New CTRL-ALT-LED technique can allow threat actors to exfiltrate data from secure air-gapped systems
- The newly discovered CTRL-ALT-LED is only an exfiltration method.
- In order to carry out the attack, the attackers should find out a way to infect an air-gapped system with malware beforehand.
Academics have come up with a new technique named CTRL-ALT-LED that can allow threat actors to pilfer sensitive data from a secure air-gapped system. The technique leverages the Caps Lock, Num Lock, and Scroll Lock LEDs on a keyboard.
How does it work?
According to the research team: Mordechai Guri, Boris Zadov, Dima Bykhovsky, and Yuval Elovici, the CTRL-ALT-LED is only an exfiltration method.
In order to carry out the attack, the attackers should find out a way to infect an air-gapped system with malware beforehand. Once the prerequisites are met, the malware running on the system can make the LEDs of an USB-connected keyboard blink at rapid speed.
A nearby attacker can record these light flickers to decode the encoded transmitted data.
The experiment was performed using various optical devices such as smartphone cameras, a smartwatch’s camera, a security camera, extreme sports cameras, and even high-grade optical/light sensors.
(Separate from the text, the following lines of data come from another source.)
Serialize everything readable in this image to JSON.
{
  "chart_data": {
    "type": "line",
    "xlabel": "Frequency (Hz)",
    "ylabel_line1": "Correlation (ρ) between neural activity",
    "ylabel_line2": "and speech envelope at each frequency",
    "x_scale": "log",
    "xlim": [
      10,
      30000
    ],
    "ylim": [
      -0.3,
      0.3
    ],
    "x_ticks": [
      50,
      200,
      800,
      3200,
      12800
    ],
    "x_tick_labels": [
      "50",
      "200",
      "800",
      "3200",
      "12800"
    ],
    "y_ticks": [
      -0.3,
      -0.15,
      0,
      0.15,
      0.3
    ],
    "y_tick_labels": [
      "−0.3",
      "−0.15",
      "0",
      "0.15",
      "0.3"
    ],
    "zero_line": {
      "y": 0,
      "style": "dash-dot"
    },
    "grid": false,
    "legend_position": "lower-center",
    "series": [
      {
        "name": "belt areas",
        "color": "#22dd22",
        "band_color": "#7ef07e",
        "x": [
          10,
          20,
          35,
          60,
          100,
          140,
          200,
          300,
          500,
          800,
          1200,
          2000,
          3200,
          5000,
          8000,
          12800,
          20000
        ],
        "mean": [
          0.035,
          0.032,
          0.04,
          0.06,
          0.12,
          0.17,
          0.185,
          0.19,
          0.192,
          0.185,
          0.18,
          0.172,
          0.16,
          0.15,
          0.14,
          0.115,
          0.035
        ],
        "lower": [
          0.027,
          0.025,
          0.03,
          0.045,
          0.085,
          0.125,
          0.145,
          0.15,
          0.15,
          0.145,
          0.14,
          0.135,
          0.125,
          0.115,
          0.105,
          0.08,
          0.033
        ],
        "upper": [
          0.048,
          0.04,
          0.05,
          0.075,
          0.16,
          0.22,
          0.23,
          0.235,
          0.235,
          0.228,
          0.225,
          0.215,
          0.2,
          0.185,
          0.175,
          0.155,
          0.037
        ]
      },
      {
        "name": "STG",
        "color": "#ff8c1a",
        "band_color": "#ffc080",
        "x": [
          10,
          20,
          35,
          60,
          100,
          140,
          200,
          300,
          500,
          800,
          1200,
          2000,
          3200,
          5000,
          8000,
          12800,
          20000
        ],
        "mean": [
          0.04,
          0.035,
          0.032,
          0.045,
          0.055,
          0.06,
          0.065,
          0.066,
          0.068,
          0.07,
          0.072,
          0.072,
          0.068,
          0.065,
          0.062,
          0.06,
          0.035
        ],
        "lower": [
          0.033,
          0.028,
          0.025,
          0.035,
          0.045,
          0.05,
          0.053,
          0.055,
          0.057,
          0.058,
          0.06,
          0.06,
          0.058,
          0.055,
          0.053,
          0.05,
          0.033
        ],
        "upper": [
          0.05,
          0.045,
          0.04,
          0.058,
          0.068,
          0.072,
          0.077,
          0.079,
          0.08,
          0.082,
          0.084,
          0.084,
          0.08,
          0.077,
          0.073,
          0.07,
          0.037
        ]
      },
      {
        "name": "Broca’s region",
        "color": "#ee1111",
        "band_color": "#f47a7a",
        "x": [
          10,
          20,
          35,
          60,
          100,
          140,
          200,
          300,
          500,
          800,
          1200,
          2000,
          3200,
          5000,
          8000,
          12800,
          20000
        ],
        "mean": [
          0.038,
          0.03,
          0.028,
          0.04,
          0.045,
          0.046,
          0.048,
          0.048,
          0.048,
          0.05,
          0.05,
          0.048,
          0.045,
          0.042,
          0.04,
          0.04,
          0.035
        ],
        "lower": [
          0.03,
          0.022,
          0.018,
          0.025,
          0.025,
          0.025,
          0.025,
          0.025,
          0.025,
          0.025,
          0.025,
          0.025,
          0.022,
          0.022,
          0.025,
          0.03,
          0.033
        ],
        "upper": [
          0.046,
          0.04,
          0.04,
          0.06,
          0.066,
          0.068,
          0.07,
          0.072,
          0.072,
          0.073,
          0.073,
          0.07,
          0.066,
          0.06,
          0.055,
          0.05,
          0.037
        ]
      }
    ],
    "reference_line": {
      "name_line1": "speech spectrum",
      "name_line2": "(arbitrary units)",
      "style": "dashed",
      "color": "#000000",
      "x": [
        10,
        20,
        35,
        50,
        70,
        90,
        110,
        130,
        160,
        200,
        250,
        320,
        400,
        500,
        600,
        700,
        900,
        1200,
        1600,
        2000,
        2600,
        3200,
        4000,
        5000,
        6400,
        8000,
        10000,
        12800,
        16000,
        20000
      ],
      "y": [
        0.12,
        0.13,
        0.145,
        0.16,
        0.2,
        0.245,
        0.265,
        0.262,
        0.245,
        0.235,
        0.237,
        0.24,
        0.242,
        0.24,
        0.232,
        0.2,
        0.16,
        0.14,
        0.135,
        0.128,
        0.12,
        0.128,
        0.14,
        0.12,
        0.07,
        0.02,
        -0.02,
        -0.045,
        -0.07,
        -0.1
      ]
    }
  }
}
During the experiments, the research team from the Ben-Gurion University in Israel said that data speed varied depending on the camera’s sensitivity and distance from the keyboard.
While sensitive light sensors allowed the transfer of data at speeds up to 3000 bit/sec, it decreased when the optical device was changed to a normal smartphone camera (120 bit/sec). The bit error rates in recovering the stolen data varied between 3% and 8%.